With Twitter and Facebook, people have to explicitly reach out to “follow” or “friend” a person in Twitter and Facebook, respectively. And with varying degrees, once you are a friend or a follower on those sites, you can see who else has been “approved” by the user as a friend or a follower. Google decided to skip that step for Buzz users, in part because they “could” in the sense that Buzz is connected to a person’s G-mail account and the G-mail account has the names and e-mail addresses of all of the people you contact on G-mail. So G-mail decided that for everyone who opted into Buzz, they would automatically connect users in the friend/follow sense with their most frequently contacted G-mail contacts. In a certain sense they did it because they could, the technology was there. It harkens back to the old British explorer George Mallory who was one of the first people to try to climb Mount Everest, and when asked why he was doing it, he replied “because it’s there.”

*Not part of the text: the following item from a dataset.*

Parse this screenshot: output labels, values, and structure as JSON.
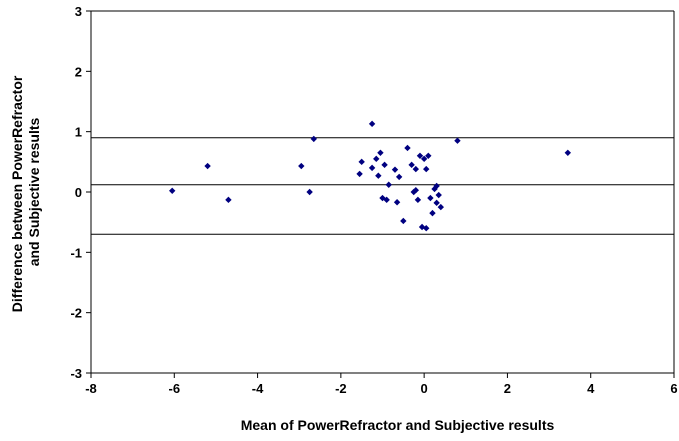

This happens to be a vivid example of a spectacularly bad decision to use technology “because it’s there.”
In Rethink I talk at length about the importance of being in touch with what your customer values, and what they don’t value, and in 2010, irrespective of customer segment by age, socioeconomic grouping, height, hair color, you name it – privacy is one of the top two or three things you cannot mess with. Somehow Google overlooked this one and apparently inferred that users would like this feature, but the gigantic uproar last week proved otherwise.
They seem to think that now that they have fixed this problem, they are asking the tens of millions of people who opted in to the Buzz service to opt in again. I did last week, but I am not going back anytime soon. It will be a case study for the ages watching whether the Google brand is going to trump the mistake, or if the mistake will be like Odwalla’s E. coli mess in the mid-90s where they lost the trust of their customer and it took more than a decade to rebuild that trust.
I am going to tweet this post now . . .
-Ric
P.S. I do have to wonder if George Mallory’s nickname was G-mall.